# Thread: Image of line in complex plane

1. ## Image of line in complex plane

The question:

Find the image of the line x - y = 2 in the complex plane under the mapping w = iz - 1.

My solution:

$\displaystyle z = \frac{w + 1}{i}$

Let z = x + iy, w = a + ib

$\displaystyle \frac{(a + 1) + ib}{i} . \frac{-i}{-i}$

b - i(a + 1)

Equating real and imaginary parts,

x = b
y = (a + 1)

Sub into equation of the line:

b + (a + 1) = 2
b = 1 - a

Is this correct? Thanks.

2. Originally Posted by Glitch
The question:

Find the image of the line x - y = 2 in the complex plane under the mapping w = iz - 1.

My solution:

$\displaystyle z = \frac{w + 1}{i}$

Let z = x + iy, w = a + ib

$\displaystyle \frac{(a + 1) + ib}{i} . \frac{-i}{-i}$

b - i(a + 1)

Equating real and imaginary parts,

x = b
y = (a + 1)

Sub into equation of the line:

b + (a + 1) = 2
b = 1 - a

Is this correct? Thanks.
Yes your answer is correct also note that since the map is a Linear Fractional Transformation we know that it maps lines and circles to lines and circles.
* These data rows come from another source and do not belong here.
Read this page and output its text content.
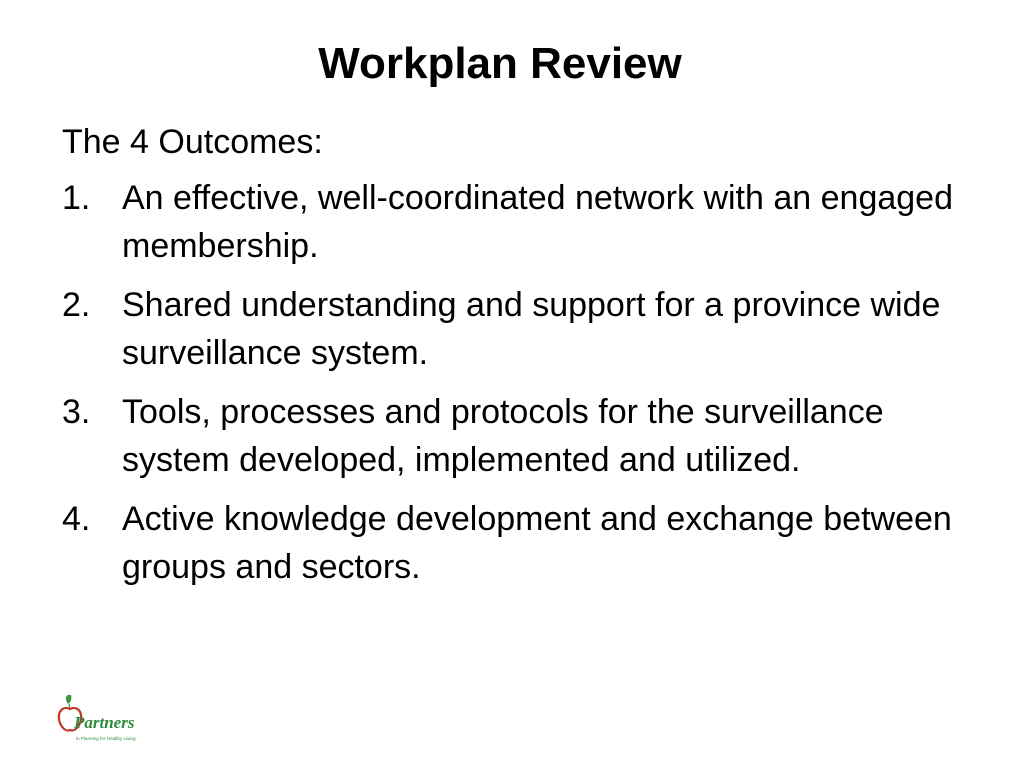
Workplan Review
The 4 Outcomes:
1. An effective, well-coordinated network with an engaged membership.
2. Shared understanding and support for a province wide surveillance system.
3. Tools, processes and protocols for the surveillance system developed, implemented and utilized.
4. Active knowledge development and exchange between groups and sectors.
Partners
in Planning for Healthy Living
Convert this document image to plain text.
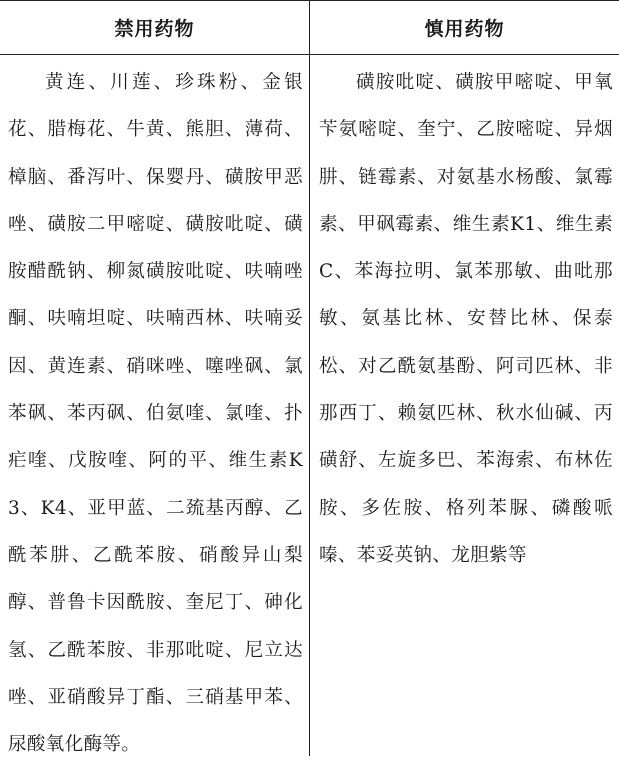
禁用药物	慎用药物
黄连、川莲、珍珠粉、金银花、腊梅花、牛黄、熊胆、薄荷、樟脑、番泻叶、保婴丹、磺胺甲恶唑、磺胺二甲嘧啶、磺胺吡啶、磺胺醋酰钠、柳氮磺胺吡啶、呋喃唑酮、呋喃坦啶、呋喃西林、呋喃妥因、黄连素、硝咪唑、噻唑砜、氯苯砜、苯丙砜、伯氨喹、氯喹、扑疟喹、戊胺喹、阿的平、维生素K3、K4、亚甲蓝、二巯基丙醇、乙酰苯肼、乙酰苯胺、硝酸异山梨醇、普鲁卡因酰胺、奎尼丁、砷化氢、乙酰苯胺、非那吡啶、尼立达唑、亚硝酸异丁酯、三硝基甲苯、尿酸氧化酶等。
磺胺吡啶、磺胺甲嘧啶、甲氧苄氨嘧啶、奎宁、乙胺嘧啶、异烟肼、链霉素、对氨基水杨酸、氯霉素、甲砜霉素、维生素K1、维生素C、苯海拉明、氯苯那敏、曲吡那敏、氨基比林、安替比林、保泰松、对乙酰氨基酚、阿司匹林、非那西丁、赖氨匹林、秋水仙碱、丙磺舒、左旋多巴、苯海索、布林佐胺、多佐胺、格列苯脲、磷酸哌嗪、苯妥英钠、龙胆紫等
Since the transformation is not bounded it must map this line to another line so we really only need to transform two points and find the equation of the line.

$\displaystyle w(x,y)=iz-1=-(y+1)+ai$ this gives

$\displaystyle w(2,0)=(-1,2) \quad w(0,-2)=(1,0)$

using these two point gives

$\displaystyle y=-x+1\iff x+y=1$ which matches your answer!